I make my own 14k Pd white and the zinc helps with several aspects
of making a good rolling alloy even though it is more important in
casting alloys. Here is an excellent paper on alloying elements for
gold alloys and what they do good and bad in the alloy.

Optimizing Gold Alloys For The Manufacturing Process


#14

I can recall during a casting course in Germany (Harbach) that the
teacher always added a small amount of pure zinc in a crucible (500gr
molten metal) .

It improved the fluidity quite a bit according to this older
knowledgable person.

Another advantage was that it toke care about excessive amount of
oxygen in the fluid metal.

It only toke a 1cm " of zinc being about 1mm thickness to get the
job done and a good stire with a carbon rod.

The piece of zinc immediately disappeared as it hitted the molten
metal.

I still don’t understand why the zinc doesn’t evaporate a soon as it
is untroduced to the molten metal but appearently it does the job.

I never encountered problems anymore with my castings following this
procedure.

That in addition to James Binion statement.
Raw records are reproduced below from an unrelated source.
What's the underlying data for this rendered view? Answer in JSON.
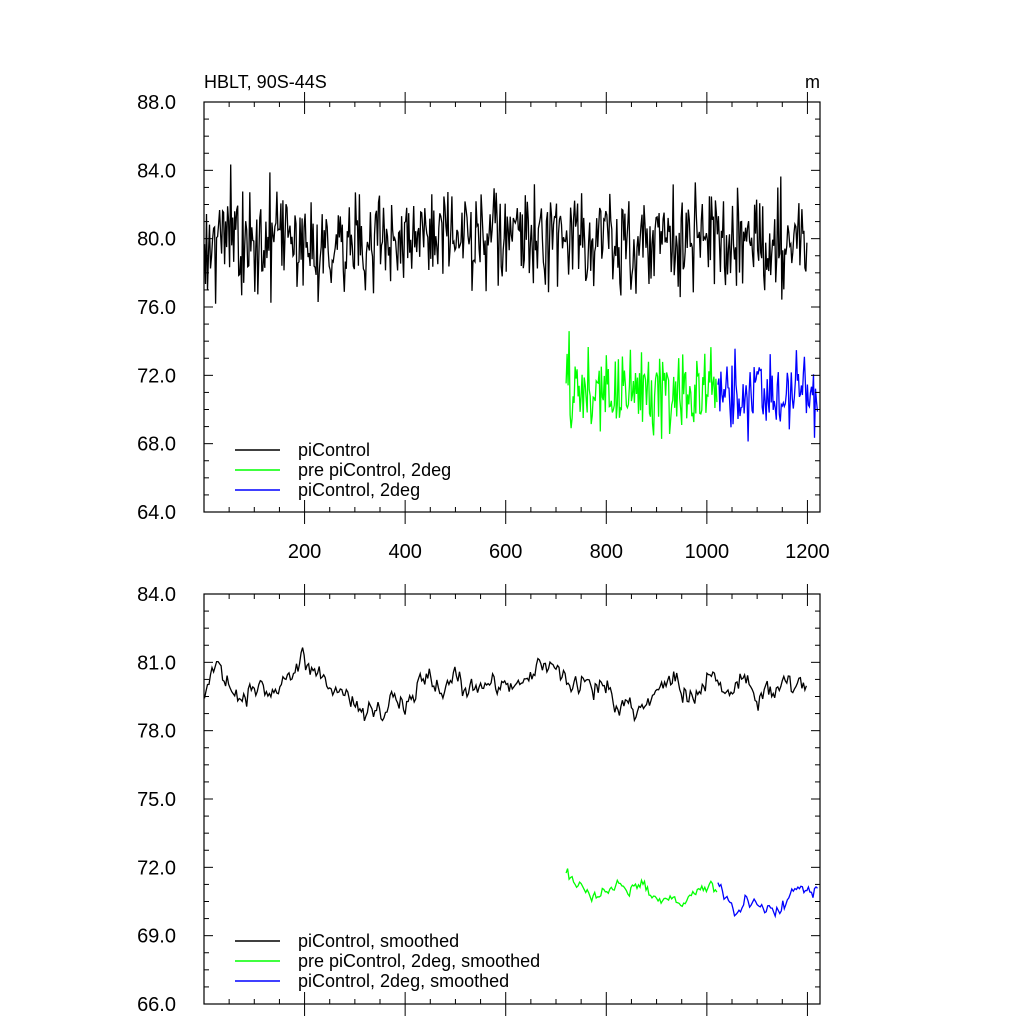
{
  "chart_data": [
    {
      "type": "line",
      "title": "HBLT, 90S-44S",
      "units": "m",
      "xlim": [
        0,
        1225
      ],
      "ylim": [
        64,
        88
      ],
      "xticks": [
        200,
        400,
        600,
        800,
        1000,
        1200
      ],
      "xtick_labels": [
        "200",
        "400",
        "600",
        "800",
        "1000",
        "1200"
      ],
      "yticks": [
        64,
        68,
        72,
        76,
        80,
        84,
        88
      ],
      "ytick_labels": [
        "64.0",
        "68.0",
        "72.0",
        "76.0",
        "80.0",
        "84.0",
        "88.0"
      ],
      "grid": false,
      "legend_position": "bottom-left",
      "series": [
        {
          "name": "piControl",
          "color": "#000000",
          "x": [
            1,
            25,
            50,
            75,
            100,
            125,
            150,
            175,
            200,
            225,
            250,
            275,
            300,
            325,
            350,
            375,
            400,
            425,
            450,
            475,
            500,
            525,
            550,
            575,
            600,
            625,
            650,
            675,
            700,
            725,
            750,
            775,
            800,
            825,
            850,
            875,
            900,
            925,
            950,
            975,
            1000,
            1025,
            1050,
            1075,
            1100,
            1125,
            1150,
            1175,
            1200
          ],
          "values": [
            80.2,
            79.8,
            80.5,
            79.4,
            80.1,
            79.6,
            80.3,
            79.9,
            80.4,
            79.5,
            80.0,
            79.7,
            80.2,
            79.3,
            79.9,
            80.1,
            79.6,
            80.3,
            79.8,
            80.0,
            79.5,
            80.2,
            79.7,
            80.1,
            79.9,
            80.4,
            79.6,
            80.0,
            80.3,
            79.8,
            80.1,
            79.6,
            80.2,
            79.4,
            79.9,
            80.1,
            79.5,
            80.3,
            79.8,
            80.0,
            79.6,
            80.2,
            79.7,
            79.9,
            80.1,
            79.5,
            80.0,
            79.8,
            79.9
          ],
          "noise_amplitude": 2.2
        },
        {
          "name": "pre piControl, 2deg",
          "color": "#00ff00",
          "x": [
            720,
            745,
            770,
            795,
            820,
            845,
            870,
            895,
            920,
            945,
            970,
            995,
            1020
          ],
          "values": [
            71.5,
            71.0,
            70.8,
            71.2,
            70.9,
            71.4,
            71.1,
            70.7,
            71.3,
            70.9,
            71.2,
            70.8,
            71.0
          ],
          "noise_amplitude": 1.9
        },
        {
          "name": "piControl, 2deg",
          "color": "#0000ff",
          "x": [
            1022,
            1040,
            1060,
            1080,
            1100,
            1120,
            1140,
            1160,
            1180,
            1200,
            1220
          ],
          "values": [
            71.0,
            70.6,
            70.9,
            70.3,
            70.7,
            70.5,
            70.8,
            70.4,
            71.0,
            71.2,
            70.9
          ],
          "noise_amplitude": 1.7
        }
      ]
    },
    {
      "type": "line",
      "xlim": [
        0,
        1225
      ],
      "ylim": [
        66,
        84
      ],
      "xticks": [
        200,
        400,
        600,
        800,
        1000,
        1200
      ],
      "yticks": [
        66,
        69,
        72,
        75,
        78,
        81,
        84
      ],
      "ytick_labels": [
        "66.0",
        "69.0",
        "72.0",
        "75.0",
        "78.0",
        "81.0",
        "84.0"
      ],
      "grid": false,
      "legend_position": "bottom-left",
      "series": [
        {
          "name": "piControl, smoothed",
          "color": "#000000",
          "x": [
            1,
            25,
            50,
            75,
            100,
            125,
            150,
            175,
            200,
            225,
            250,
            275,
            300,
            325,
            350,
            375,
            400,
            425,
            450,
            475,
            500,
            525,
            550,
            575,
            600,
            625,
            650,
            675,
            700,
            725,
            750,
            775,
            800,
            825,
            850,
            875,
            900,
            925,
            950,
            975,
            1000,
            1025,
            1050,
            1075,
            1100,
            1125,
            1150,
            1175,
            1200
          ],
          "values": [
            79.6,
            80.6,
            80.3,
            79.4,
            80.2,
            80.0,
            79.8,
            80.7,
            81.2,
            80.5,
            80.1,
            79.9,
            79.3,
            78.6,
            78.9,
            79.8,
            79.2,
            80.3,
            80.1,
            79.9,
            80.5,
            79.6,
            79.8,
            80.2,
            80.0,
            79.8,
            80.6,
            81.0,
            80.8,
            80.2,
            79.9,
            79.8,
            80.1,
            79.5,
            78.9,
            79.2,
            79.8,
            80.2,
            80.0,
            79.6,
            80.4,
            79.7,
            79.5,
            80.2,
            79.8,
            79.6,
            80.1,
            80.0,
            79.5
          ],
          "noise_amplitude": 0.8
        },
        {
          "name": "pre piControl, 2deg, smoothed",
          "color": "#00ff00",
          "x": [
            720,
            745,
            770,
            795,
            820,
            845,
            870,
            895,
            920,
            945,
            970,
            995,
            1020
          ],
          "values": [
            71.8,
            71.2,
            70.7,
            71.0,
            71.3,
            70.9,
            71.2,
            70.6,
            70.8,
            70.4,
            71.0,
            71.3,
            71.0
          ],
          "noise_amplitude": 0.45
        },
        {
          "name": "piControl, 2deg, smoothed",
          "color": "#0000ff",
          "x": [
            1022,
            1040,
            1060,
            1080,
            1100,
            1120,
            1140,
            1160,
            1180,
            1200,
            1220
          ],
          "values": [
            71.6,
            70.6,
            70.2,
            70.5,
            70.4,
            70.1,
            70.0,
            70.6,
            71.3,
            70.8,
            71.1
          ],
          "noise_amplitude": 0.45
        }
      ]
    }
  ]
}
For whatever it’s worth it.


#15
Here is an excellent paper on alloying elements for gold alloys and
what they do good and bad in the alloy. Optimizing Gold Alloys For
The Manufacturing Process http://www.ganoksin.com/gnkurl/12k 

Thanks James. Interesting article. My concern is always the melting
point, as I usually use several alloys in the same piece.

Janet in Jerusalem


#16

Re Jo H.'s advice to forge on all sides then anneal prior to
rolling. Doesn’t the annealing ‘undo’ the molecular alinement you
achieve from forging? What does forging on all side accomplish?
Isthis advise also applicable to high carat gold? I’m never really
sure if I’m getting a benefit from forging before annealing. Thanks
to those who know these things for sharing their knowledge.

Leslie Chapman
Fortymile Gold


#17

Leslie- Well the technical answer to your question is “Heck if I
know”.

All I know is that my ingots don’t crack on the edges if I forge
first.

James Binnion should know the real metallurgical answer.

Have fun and make lots of jewelry.
Jo Haemer
timothywgreen.com


#18

Hello Leslie.

I had the same problem with my 18 carat palladium white gold. The
refiner told me palladium white gold is a very sensitive to oxygen
from the air or from an oxidising flame. It?s a palladium in the
metal that does it. You need to use a neutral flame and keep this
flame on the metal at all times so that the molten metal is not
exposed to the oxygen in the air. When you pour the metal play the
flame over the bar in the skillet to prevent the oxygen from coming
into contact with the metal.

I have done this for about a year now and my palladium white golds
roll like they have just come from the refiner’s. I have passed this
technique onto other jewellers I know and they have had the same
results.

This will only work if your metals are clean. Unfortunately if you
have impurities in your metals this technique won’t help.